There have been no material changes to the procedures by which the shareholders may recommend nominees to the registrant's board of trustees, where those changes were implemented after the registrant last provided disclosure in response to the requirements of Item 407(c)(2)(iv) of Regulation S-K (17CFR 229.407), or this Item.
ITEM 11. CONTROLS AND PROCEDURES.
(a) The registrant's principal executive and principal financial officers, or persons performing similar functions, have concluded that the registrant's disclosure controls and procedures (as defined in Rule 30a-3(c) under the Investment Company Act of 1940, as amended (the "1940 Act") (17 CFR 270.30a-3(c))) are effective, as of a date within 90 days of the filing date of the report that includes the disclosure required by this paragraph, based on their evaluation of these controls and procedures required by Rule 30a-3(b) under the 1940 Act (17 CFR 270.30a-3(b)) and Rules 13a-15(b) or 15d-15(b) under the Securities Exchange Act of 1934, as amended (17 CFR 240.13a-15(b) or 240.15d-15(b)).
(b) There were no changes in the registrant's internal control over financial reporting (as defined in Rule 30a-3(d) under the 1940 Act (17 CFR 270.30a-3(d)) that occurred during the registrant's second fiscal quarter of the period covered by this report that has materially affected, or is reasonably likely to materially affect, the registrant's internal control over financial reporting.
ITEM 12. EXHIBITS.
(a)(1) Not applicable to semi-annual reports.
(a)(2) Certifications pursuant to Rule 30a-2(a) under the 1940 Act and Section 302 of the Sarbanes-Oxley Act of 2002 are attached hereto.
(a)(3) Not applicable.
(b) Certifications pursuant to Rule 30a-2(a) under the 1940 Act and Section 906 of the Sarbanes-Oxley Act of 2002 are attached hereto.
SIGNATURES
Pursuant to the requirements of the Securities Exchange Act of 1934 and the Investment Company Act of 1940, the registrant has duly caused this report to be signed on its behalf by the undersigned, thereunto duly authorized.
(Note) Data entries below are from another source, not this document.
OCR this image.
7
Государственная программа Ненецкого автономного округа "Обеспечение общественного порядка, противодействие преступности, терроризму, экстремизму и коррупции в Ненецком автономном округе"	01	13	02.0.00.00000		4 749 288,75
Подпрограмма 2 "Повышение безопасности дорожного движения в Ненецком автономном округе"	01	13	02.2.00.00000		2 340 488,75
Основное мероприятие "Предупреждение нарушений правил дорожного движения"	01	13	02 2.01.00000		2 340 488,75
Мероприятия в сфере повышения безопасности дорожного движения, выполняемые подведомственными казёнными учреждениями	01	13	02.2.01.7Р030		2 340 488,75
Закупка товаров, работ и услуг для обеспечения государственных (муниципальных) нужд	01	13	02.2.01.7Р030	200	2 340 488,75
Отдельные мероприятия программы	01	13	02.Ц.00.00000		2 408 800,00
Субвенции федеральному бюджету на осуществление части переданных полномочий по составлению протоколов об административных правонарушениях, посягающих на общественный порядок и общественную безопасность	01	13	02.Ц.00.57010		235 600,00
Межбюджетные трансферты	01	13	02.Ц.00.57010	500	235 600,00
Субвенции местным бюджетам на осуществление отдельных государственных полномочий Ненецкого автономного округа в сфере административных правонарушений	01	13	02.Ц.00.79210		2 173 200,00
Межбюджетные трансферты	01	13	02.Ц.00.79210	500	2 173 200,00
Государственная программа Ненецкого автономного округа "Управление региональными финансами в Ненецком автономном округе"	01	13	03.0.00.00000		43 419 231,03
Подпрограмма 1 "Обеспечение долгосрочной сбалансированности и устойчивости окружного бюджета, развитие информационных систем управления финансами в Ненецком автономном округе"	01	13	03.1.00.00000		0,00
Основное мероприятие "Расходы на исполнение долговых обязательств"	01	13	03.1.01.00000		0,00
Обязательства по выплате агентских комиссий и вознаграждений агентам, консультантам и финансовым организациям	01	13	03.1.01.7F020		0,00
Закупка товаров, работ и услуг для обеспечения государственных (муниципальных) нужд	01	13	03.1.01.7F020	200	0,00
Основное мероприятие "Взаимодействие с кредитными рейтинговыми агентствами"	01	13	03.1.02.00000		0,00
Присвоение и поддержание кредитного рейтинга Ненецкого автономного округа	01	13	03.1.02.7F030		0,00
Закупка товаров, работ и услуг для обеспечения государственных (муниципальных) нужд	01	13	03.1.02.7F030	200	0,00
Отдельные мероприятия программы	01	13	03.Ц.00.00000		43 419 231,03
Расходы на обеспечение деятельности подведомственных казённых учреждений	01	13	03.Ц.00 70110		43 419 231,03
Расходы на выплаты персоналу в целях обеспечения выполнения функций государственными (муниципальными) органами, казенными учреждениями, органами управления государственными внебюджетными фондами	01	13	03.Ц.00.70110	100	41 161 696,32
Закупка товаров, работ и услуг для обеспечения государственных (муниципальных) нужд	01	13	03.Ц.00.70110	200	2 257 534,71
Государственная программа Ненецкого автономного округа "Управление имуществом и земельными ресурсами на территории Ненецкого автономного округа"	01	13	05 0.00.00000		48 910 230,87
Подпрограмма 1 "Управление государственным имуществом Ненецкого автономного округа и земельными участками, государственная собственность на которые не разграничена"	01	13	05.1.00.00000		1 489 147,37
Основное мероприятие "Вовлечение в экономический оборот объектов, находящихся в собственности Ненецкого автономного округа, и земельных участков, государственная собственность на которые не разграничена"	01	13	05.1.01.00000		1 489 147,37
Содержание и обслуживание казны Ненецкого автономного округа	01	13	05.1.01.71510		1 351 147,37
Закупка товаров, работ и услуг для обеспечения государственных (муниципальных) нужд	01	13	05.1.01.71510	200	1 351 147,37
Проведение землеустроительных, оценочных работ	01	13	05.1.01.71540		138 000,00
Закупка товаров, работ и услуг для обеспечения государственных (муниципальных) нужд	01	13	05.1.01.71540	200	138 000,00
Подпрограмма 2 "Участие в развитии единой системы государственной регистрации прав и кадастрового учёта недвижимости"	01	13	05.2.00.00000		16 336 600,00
(registrant) | Infinity Core Alternative Fund | |
| | |
| | |
By (Signature and Title)* | /s/ Michael Peck | |
| Michael Peck, President | |
| (Principal Executive Officer) | |
| | |
Date | December 5, 2014 | |
Pursuant to the requirements of the Securities Exchange Act of 1934 and the Investment Company Act of 1940, this report has been signed below by the following persons on behalf of the registrant and in the capacities and on the dates indicated.
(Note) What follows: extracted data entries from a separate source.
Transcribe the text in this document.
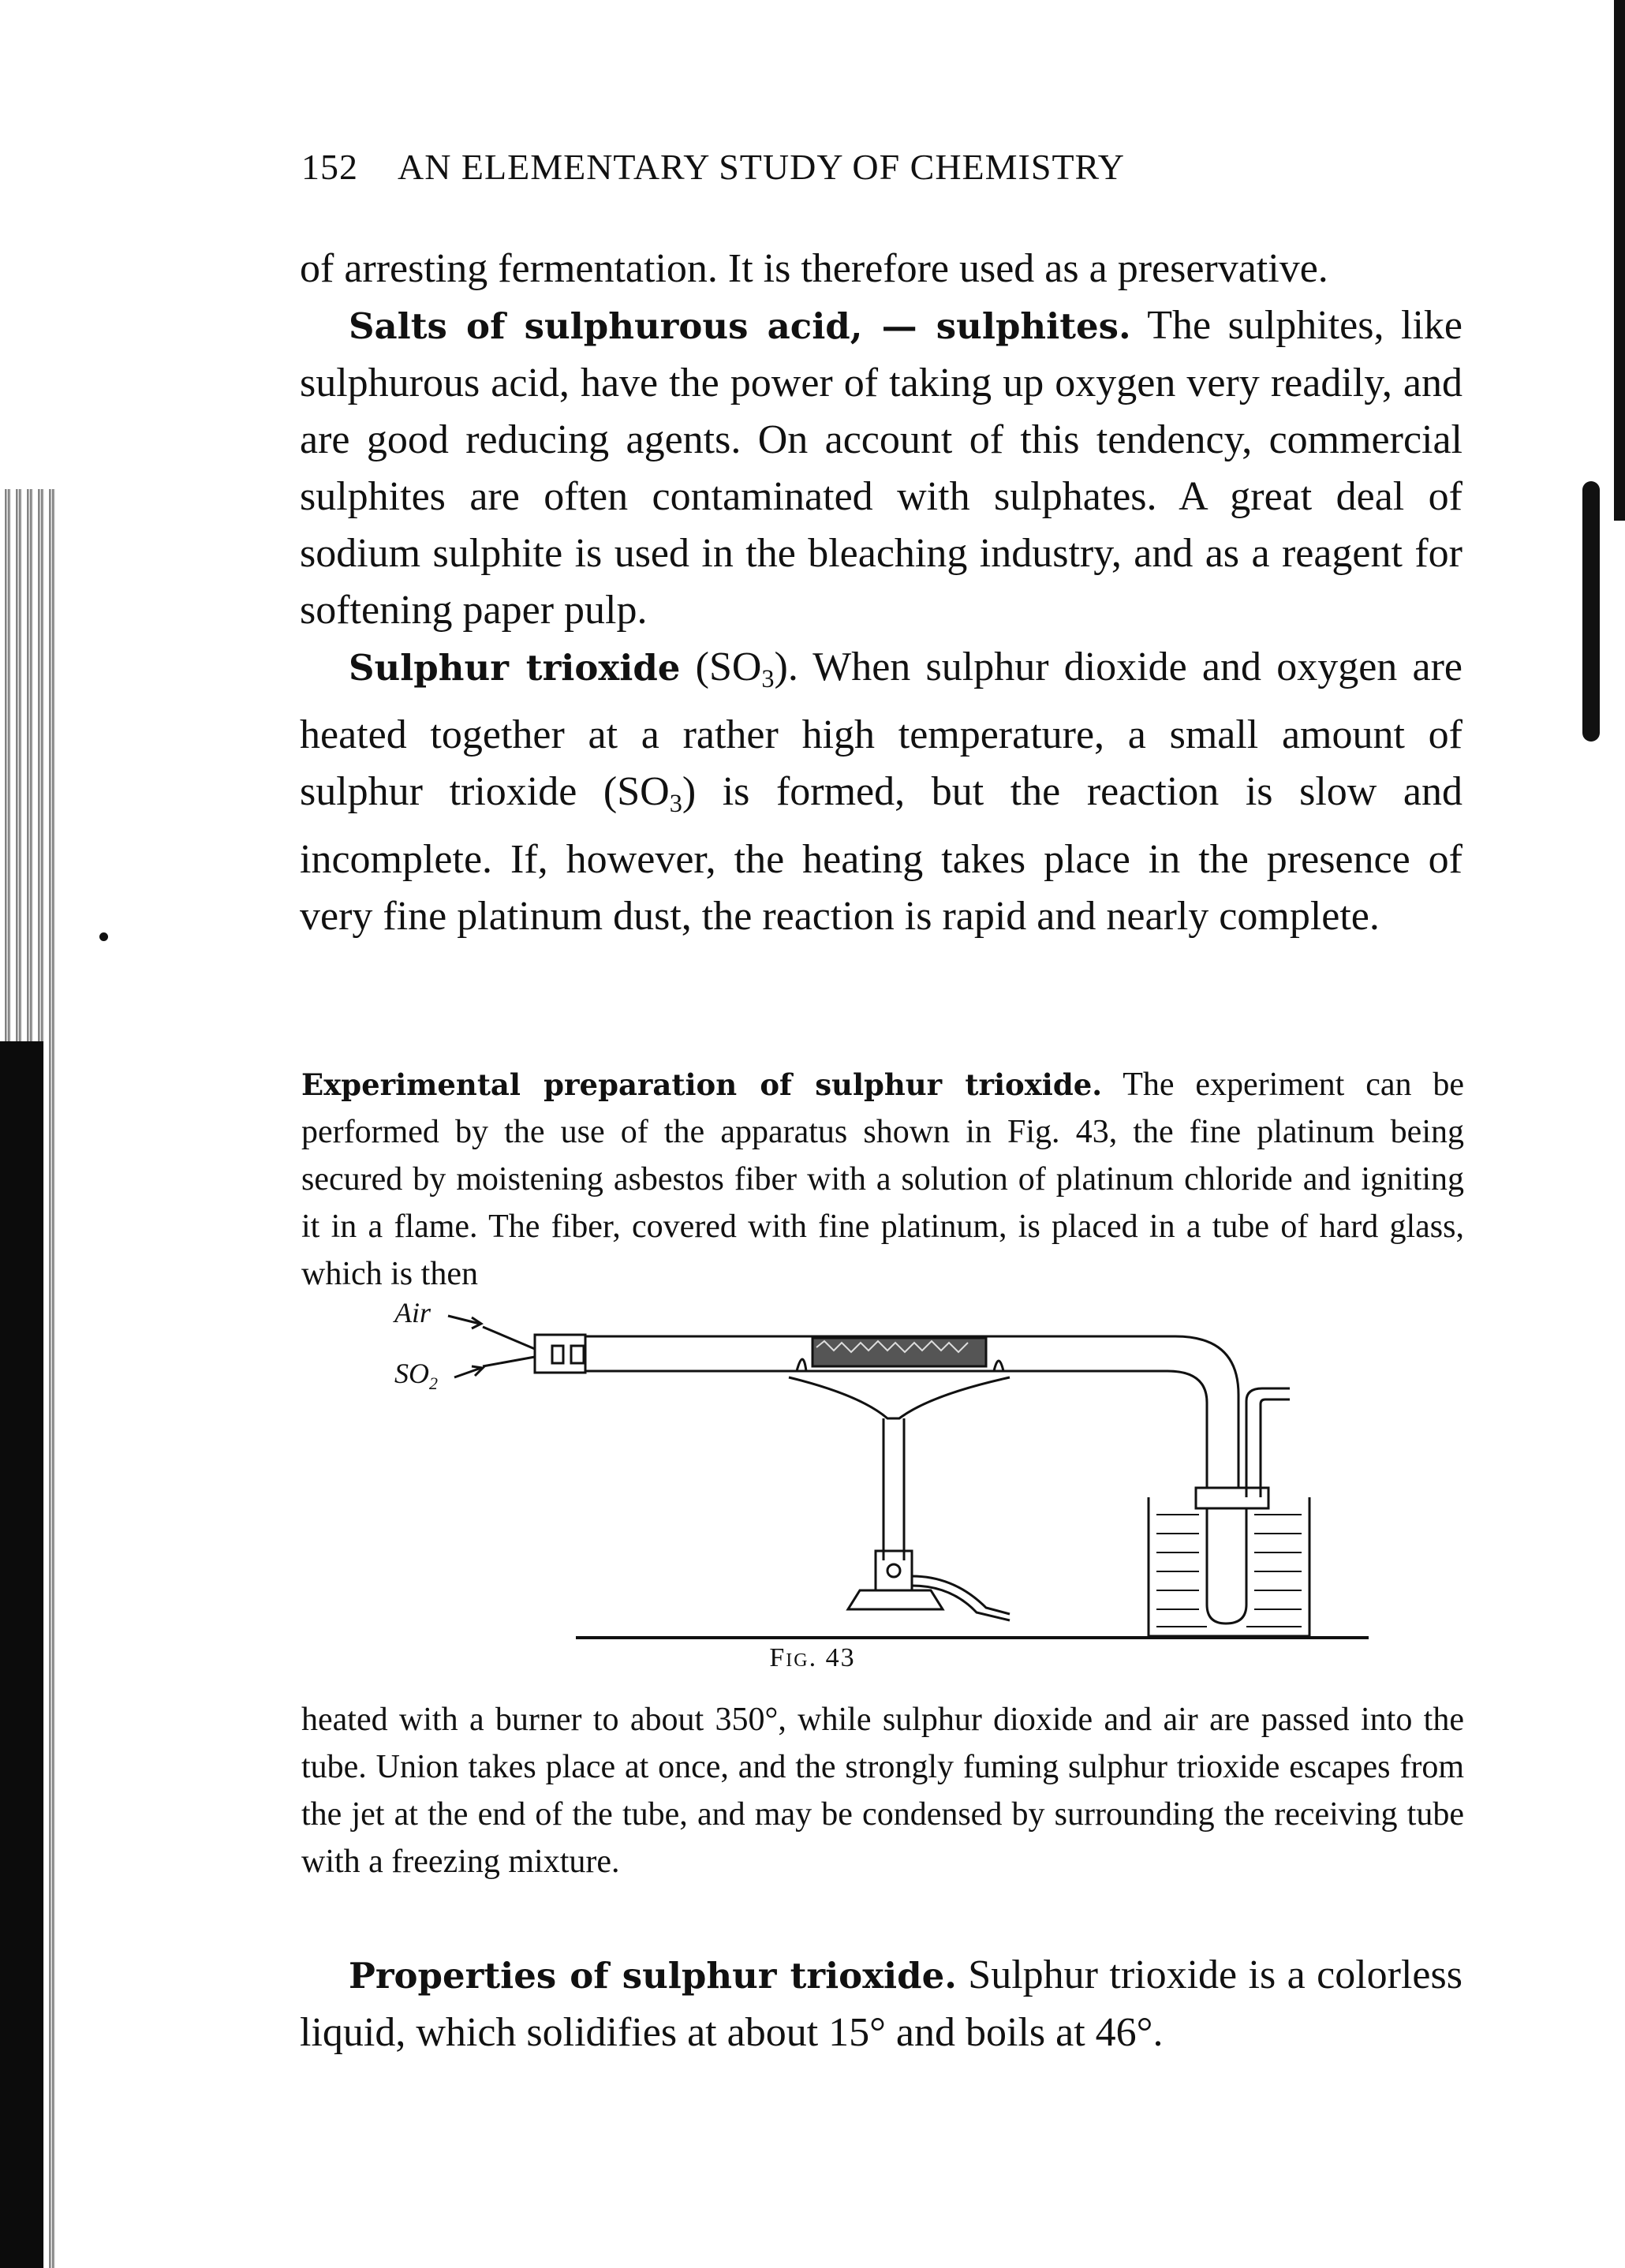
152 AN ELEMENTARY STUDY OF CHEMISTRY

of arresting fermentation. It is therefore used as a preservative.

Salts of sulphurous acid, — sulphites. The sulphites, like sulphurous acid, have the power of taking up oxygen very readily, and are good reducing agents. On account of this tendency, commercial sulphites are often contaminated with sulphates. A great deal of sodium sulphite is used in the bleaching industry, and as a reagent for softening paper pulp.

Sulphur trioxide $(SO_3)$. When sulphur dioxide and oxygen are heated together at a rather high temperature, a small amount of sulphur trioxide $(SO_3)$ is formed, but the reaction is slow and incomplete. If, however, the heating takes place in the presence of very fine platinum dust, the reaction is rapid and nearly complete.

Experimental preparation of sulphur trioxide. The experiment can be performed by the use of the apparatus shown in Fig. 43, the fine platinum being secured by moistening asbestos fiber with a solution of platinum chloride and igniting it in a flame. The fiber, covered with fine platinum, is placed in a tube of hard glass, which is then

Air
$SO_2$
Fig. 43

heated with a burner to about 350°, while sulphur dioxide and air are passed into the tube. Union takes place at once, and the strongly fuming sulphur trioxide escapes from the jet at the end of the tube, and may be condensed by surrounding the receiving tube with a freezing mixture.

Properties of sulphur trioxide. Sulphur trioxide is a colorless liquid, which solidifies at about 15° and boils at 46°.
By (Signature and Title)* | /s/ Michael Peck | |
| Michael Peck, President | |
| (Principal Executive Officer) | |
| | |
Date | December 5, 2014 | |
| | |
By (Signature and Title)* | /s/ Randal Golden | |
| Randal Golden, Treasurer | |
| (Principal Financial Officer) | |
| | |
Date | December 5, 2014 | |
* Print the name and title of each signing officer under his or her signature.